More than 25,000 people displaced after DRC volcano eruption

More than 170 children are still feared missing and UNICEF officials said they were organising transit centers to help unaccompanied children in the wake of the disaster.

A person stands in front of lava from the eruption of Mount Nyiragongo, in Buhene, on the outskirts of Goma in DRC on May 23, 2021.
AP

A person stands in front of lava from the eruption of Mount Nyiragongo, in Buhene, on the outskirts of Goma in DRC on May 23, 2021.

Torrents of lava poured into villages after dark in eastern Democratic Republic of Congo with little warning, leaving at least 15 people dead amid the chaos and destroying more than 500 homes, officials and survivors say.

The eruption of Mount Nyiragongo on Saturday night sent about 5,000 people fleeing from the city of Goma across the nearby border into Rwanda, while another 25,000 others sought refuge to the northwest in Sake, the UN children's agency said on Sunday.

Fire and fumes rose from the blackish molten rock as it swallowed up houses, flowing towards Goma airport on the shores of Lake Kivu and leaving smouldering wreckage in its wake, an AFP correspondent said.

Residents began to warily return home despite repeated seismic shocks as the death toll rose to 15, most of whom were not killed directly by the eruption.

The military governor of North Kivu province said "the city was spared" by a matter of a few hundred metres (yards) after "the lava halted near Buhene on the outskirts of Goma".

Nine people nonetheless died in accidents during the evacuations, said General Constant Ndima, who was appointed governor this month when the province was placed under a "state of siege" to combat violence by armed groups.

Another four people were shot dead while trying to escape Goma's Munzenze prison, according to local military spokesman Guillaume Njike Kaiko.

More than 170 children were still feared missing on Sunday and UNICEF officials said they were organising transit centers to help unaccompanied children in the wake of the disaster.

Goma ultimately was largely spared the mass destruction it suffered the last time the volcano erupted back in 2002. Hundreds died then and more than 100,000 people were left homeless. But in outlying villages closer to the volcano, Sunday was marked by grief and uncertainty.

'Everything we had is gone'

Aline Bichikwebo and her baby managed to escape when the lava flow reached her village, but said both her mother and father were among those who perished. Community members gave a provisional toll of 10 dead in Bugamba alone, though provincial authorities said it was too soon to know how many lives were lost.

Bichikwebo says she tried to rescue her father but wasn't strong enough to move him to safety before the family's home was ignited by lava.

“I am asking for help because everything we had is gone,” she said, clutching her baby. “We don’t even have a pot. We are now orphans and we have nothing.”

The air remained thick with smoke because of how many homes had caught fire when the lava came.

“People are still panicking and are hungry,” resident Alumba Sutoye said. “They don’t even know where the y are going to spend the night.”

READ MORE: Goma city no more under threat as river of DRC volcano lava halts

Loading...

At least five died in truck crash 

Residents said there was little warning before the dark sky turned a fiery red, sending people running for their lives in all directions.
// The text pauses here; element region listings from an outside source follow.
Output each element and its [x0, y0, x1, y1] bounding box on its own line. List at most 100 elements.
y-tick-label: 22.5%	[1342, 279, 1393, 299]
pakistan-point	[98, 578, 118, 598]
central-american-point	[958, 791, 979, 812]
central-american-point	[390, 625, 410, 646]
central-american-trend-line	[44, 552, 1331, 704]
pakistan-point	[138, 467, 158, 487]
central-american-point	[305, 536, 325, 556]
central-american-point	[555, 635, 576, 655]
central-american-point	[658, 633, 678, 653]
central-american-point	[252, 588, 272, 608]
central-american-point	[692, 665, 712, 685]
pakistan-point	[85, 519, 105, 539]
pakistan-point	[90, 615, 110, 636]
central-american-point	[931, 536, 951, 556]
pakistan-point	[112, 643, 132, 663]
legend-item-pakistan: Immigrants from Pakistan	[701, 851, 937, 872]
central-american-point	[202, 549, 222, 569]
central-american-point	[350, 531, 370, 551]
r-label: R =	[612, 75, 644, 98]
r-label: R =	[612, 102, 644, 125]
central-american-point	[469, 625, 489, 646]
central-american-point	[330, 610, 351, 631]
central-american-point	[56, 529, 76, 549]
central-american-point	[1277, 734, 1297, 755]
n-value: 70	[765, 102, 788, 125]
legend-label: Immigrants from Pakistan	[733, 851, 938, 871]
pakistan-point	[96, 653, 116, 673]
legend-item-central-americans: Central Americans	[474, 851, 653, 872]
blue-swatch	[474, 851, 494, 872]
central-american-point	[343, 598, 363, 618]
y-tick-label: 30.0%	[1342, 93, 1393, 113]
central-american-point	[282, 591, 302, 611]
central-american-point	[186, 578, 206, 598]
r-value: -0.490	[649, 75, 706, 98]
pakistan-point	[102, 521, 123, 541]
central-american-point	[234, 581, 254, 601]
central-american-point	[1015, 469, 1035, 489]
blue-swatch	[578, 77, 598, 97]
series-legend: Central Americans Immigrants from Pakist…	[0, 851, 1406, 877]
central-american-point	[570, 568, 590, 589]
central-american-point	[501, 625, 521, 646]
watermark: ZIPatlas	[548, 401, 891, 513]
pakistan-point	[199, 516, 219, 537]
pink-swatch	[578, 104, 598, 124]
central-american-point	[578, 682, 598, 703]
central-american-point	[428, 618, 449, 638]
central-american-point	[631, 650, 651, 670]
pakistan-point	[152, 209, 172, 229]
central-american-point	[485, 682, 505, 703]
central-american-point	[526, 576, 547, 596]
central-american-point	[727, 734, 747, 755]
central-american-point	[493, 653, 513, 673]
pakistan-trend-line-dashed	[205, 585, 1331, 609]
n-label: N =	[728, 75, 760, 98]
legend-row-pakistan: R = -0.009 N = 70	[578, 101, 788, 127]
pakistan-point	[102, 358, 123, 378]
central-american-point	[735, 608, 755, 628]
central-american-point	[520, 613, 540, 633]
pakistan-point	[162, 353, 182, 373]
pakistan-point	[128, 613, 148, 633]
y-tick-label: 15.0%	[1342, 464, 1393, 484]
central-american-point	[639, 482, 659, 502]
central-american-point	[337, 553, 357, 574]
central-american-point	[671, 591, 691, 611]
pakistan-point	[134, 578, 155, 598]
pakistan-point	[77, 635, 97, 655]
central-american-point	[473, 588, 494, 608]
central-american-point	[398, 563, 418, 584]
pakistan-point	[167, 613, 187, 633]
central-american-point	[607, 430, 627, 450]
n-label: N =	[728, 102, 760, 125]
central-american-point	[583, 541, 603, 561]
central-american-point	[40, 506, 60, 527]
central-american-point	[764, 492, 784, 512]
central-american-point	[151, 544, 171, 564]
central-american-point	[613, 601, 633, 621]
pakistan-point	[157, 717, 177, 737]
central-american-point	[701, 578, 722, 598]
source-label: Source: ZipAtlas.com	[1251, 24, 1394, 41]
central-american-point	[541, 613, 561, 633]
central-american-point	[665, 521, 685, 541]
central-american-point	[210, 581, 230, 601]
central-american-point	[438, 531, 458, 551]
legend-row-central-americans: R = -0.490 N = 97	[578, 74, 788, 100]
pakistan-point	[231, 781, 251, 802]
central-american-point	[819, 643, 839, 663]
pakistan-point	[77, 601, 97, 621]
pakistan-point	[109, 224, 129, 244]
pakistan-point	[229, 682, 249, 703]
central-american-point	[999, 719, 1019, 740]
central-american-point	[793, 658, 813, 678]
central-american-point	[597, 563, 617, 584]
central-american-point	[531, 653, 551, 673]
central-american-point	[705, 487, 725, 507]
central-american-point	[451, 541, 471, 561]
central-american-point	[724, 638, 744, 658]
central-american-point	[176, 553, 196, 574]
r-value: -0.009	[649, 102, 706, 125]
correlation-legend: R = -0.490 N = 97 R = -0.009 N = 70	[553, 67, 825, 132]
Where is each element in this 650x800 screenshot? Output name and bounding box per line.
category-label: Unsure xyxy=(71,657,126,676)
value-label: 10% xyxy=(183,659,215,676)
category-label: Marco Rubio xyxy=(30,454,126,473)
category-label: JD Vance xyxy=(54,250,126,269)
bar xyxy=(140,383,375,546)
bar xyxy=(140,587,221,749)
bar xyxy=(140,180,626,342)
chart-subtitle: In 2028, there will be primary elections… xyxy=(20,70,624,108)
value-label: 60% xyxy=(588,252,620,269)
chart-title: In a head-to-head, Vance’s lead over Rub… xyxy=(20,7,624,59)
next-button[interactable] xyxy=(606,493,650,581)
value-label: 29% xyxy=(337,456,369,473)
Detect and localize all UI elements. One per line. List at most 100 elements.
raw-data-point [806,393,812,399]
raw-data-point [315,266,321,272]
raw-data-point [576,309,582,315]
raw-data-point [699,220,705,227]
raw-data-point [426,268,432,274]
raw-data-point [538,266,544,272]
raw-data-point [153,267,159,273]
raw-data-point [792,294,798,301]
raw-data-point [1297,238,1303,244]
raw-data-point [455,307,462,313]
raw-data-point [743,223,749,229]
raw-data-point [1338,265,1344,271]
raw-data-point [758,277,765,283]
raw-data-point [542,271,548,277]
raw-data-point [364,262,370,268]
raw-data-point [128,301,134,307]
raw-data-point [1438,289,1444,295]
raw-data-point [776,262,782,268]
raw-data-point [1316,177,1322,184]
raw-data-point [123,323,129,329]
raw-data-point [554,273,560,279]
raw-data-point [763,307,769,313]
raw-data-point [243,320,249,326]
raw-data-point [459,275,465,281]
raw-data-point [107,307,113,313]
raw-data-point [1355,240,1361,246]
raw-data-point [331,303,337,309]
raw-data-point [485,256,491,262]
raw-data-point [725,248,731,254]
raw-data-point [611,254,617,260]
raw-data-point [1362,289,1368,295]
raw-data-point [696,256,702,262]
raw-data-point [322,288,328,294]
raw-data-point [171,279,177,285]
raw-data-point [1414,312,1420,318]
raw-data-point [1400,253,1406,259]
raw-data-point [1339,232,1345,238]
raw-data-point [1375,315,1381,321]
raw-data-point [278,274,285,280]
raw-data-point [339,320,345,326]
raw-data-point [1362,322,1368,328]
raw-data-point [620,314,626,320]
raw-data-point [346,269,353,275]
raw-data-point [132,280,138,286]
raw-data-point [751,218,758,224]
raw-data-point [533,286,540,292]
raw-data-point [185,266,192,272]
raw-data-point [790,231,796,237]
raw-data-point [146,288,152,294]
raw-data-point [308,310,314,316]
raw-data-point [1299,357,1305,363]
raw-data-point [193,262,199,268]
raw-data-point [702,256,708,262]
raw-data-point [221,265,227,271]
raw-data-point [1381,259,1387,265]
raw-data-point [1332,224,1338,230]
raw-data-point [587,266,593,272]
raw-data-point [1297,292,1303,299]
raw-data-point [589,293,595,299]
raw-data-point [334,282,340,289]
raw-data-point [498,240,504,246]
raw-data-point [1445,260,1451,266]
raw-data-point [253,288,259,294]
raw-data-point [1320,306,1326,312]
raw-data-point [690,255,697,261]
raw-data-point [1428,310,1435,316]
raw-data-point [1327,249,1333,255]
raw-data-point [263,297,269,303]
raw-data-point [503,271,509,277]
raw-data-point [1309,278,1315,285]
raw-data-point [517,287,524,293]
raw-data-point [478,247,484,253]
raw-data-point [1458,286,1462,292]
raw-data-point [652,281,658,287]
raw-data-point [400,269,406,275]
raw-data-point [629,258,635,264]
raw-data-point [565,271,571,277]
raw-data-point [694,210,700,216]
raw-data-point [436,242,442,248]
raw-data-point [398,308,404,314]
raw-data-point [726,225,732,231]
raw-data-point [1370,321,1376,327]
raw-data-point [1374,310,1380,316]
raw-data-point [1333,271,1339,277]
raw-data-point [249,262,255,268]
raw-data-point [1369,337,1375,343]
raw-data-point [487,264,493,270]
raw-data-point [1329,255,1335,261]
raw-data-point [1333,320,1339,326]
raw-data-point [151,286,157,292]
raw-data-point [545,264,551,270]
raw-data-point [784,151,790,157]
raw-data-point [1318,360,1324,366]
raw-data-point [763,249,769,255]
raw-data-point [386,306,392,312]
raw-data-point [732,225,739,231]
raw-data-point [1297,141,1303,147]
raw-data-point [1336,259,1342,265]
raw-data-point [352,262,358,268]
One woman went into labour and gave birth while fleeing the eruption to Rwanda, the national broadcaster there said.

Smoke rose from smoldering heaps of lava in the Buhene area near the city on Sunday.

“We have seen the loss of almost an entire neighborhood," Innocent Bahala Shamavu said. “All the houses in Buhene neighborhood were burned and that’s why we are asking all the provincial authorities and authorities at the national level as well as all the partners, all the people of good faith in the world, to come to the aid of this population.”

Goma is a regional hub for many humanitarian agencies in the region, as well as the UN peacekeeping mission. While Goma is home to many UN peacekeepers and aid workers, much of surrounding eastern Congo is under threat from myriad armed groups vying for control of the region’s mineral resources.